Degree Distribution Analysis

What is Degree Distribution?

Vertex Degree: In a network (or a graph), each node (or vertex) has a certain number of connections to other nodes. The number of connections a node possesses is called its degree.
Degree Distribution: The degree distribution of a network provides a picture of how these degrees are spread out across the nodes. It essentially tells you how many nodes have one connection, how many have two connections, and so on.

Types of Degree Distributions

There are several common types of degree distributions, each telling us something different about the structure of the network:

Random Networks: These exhibit a bell-shaped distribution (similar to a normal distribution) where most nodes have a degree close to the average. Imagine a group of people where each person randomly knows a few others. Most people would have a similar number of friends.
Scale-free Networks: These are characterized by a power-law distribution–a few nodes have an exceptionally high number of connections (these are called “hubs”) while the majority of nodes have very few connections.
Think of a social media platform. A few users (influencers) have thousands of followers, while most users have relatively few. The degree distribution has a long tail, indicating the presence of hubs.
Small-world Networks: These display a combination of high clustering (nodes tend to form tightly knit groups) and short average path lengths (you can get from one node to another relatively quickly).

Imagine a friend group where everyone knows most of the same people (high clustering), but there are always a few ‘connectors’ who bridge different groups (short average distance).
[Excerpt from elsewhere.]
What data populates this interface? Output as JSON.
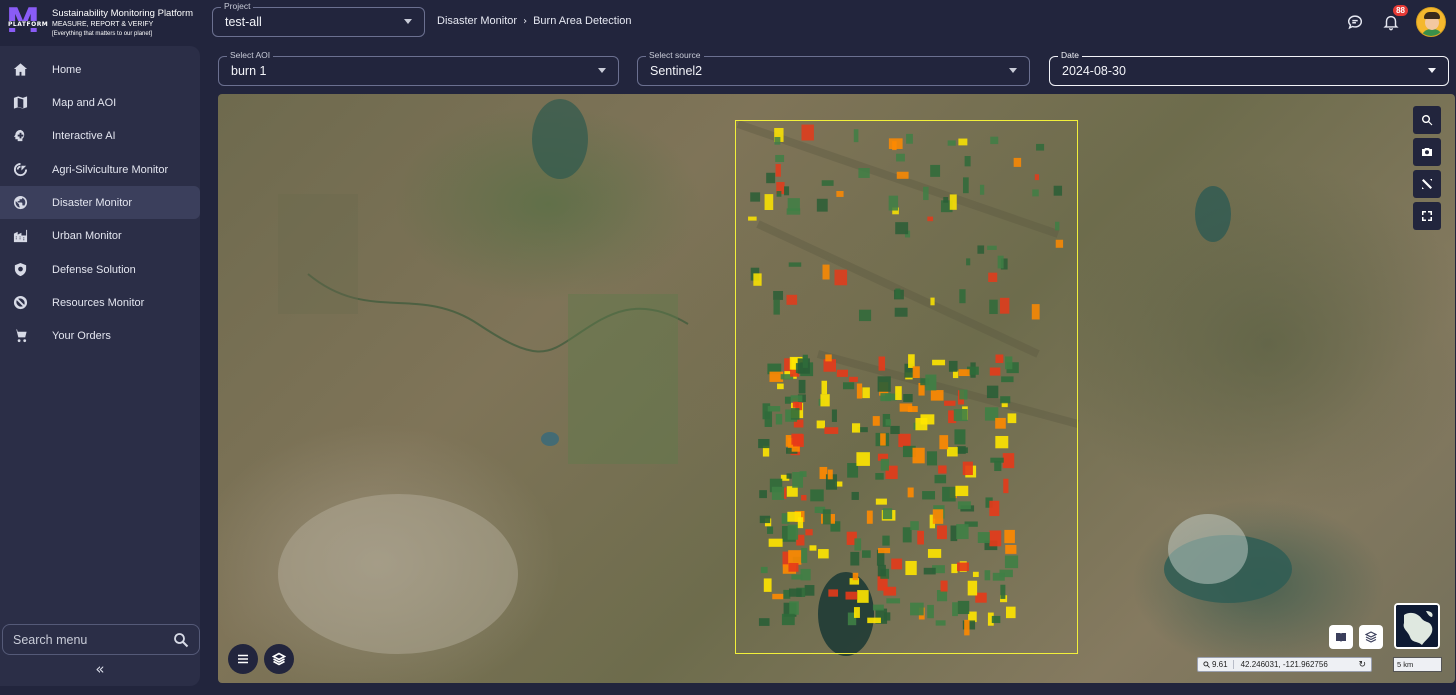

The degree distribution has a narrower peak than a random network, but might still show a slightly longer tail. Alt text for the image

Interpreting the Distribution

Imagine analyzing the friend network we talked about early. Those degree distributions could tell us:

Mostly even distribution (bell-shaped): People tend to have a similar number of friends, with no clear ‘super-connectors’. This could indicate a more niche platform with less focus on influencers.

Long, heavy tail: Classic sign of a scale-free network—a few users have vastly more connections. The platform likely relies heavily on influencers for content and reach.

Clustered but short distances: This suggests a small-world network, where most users are connected within groups but can easily reach others outside their circle. This might indicate a high potential for information to spread quickly.

But how to actually perform degree distribution analysis?

Data Collection: First, you need data representing your network. This is often in the form of an adjacency list or adjacency matrix(check out my next post to learn more), which shows the connections between nodes.
Calculate Degrees: For each node in your network, count the number of edges (connections) it has. This gives you the degree of each node(Gephi and NetwrokX can do this).
Create Distribution: Tally up the number of nodes that exist for each degree value. For example, how many nodes have a degree of 1, how many have a degree of 2, and so forth.
Visualization: Plot this information as a histogram or a line graph. The x-axis will represent the degrees, and the y-axis will represent the number of nodes at each degree.

Applications

Degree distribution analysis has a wide range of applications across different fields:

Social Networks: Analyzing patterns of friendships or followers to understand the spread of information, trends, and influence.
Computer Networks: Evaluating the structure of the internet and its vulnerability to failures or attacks.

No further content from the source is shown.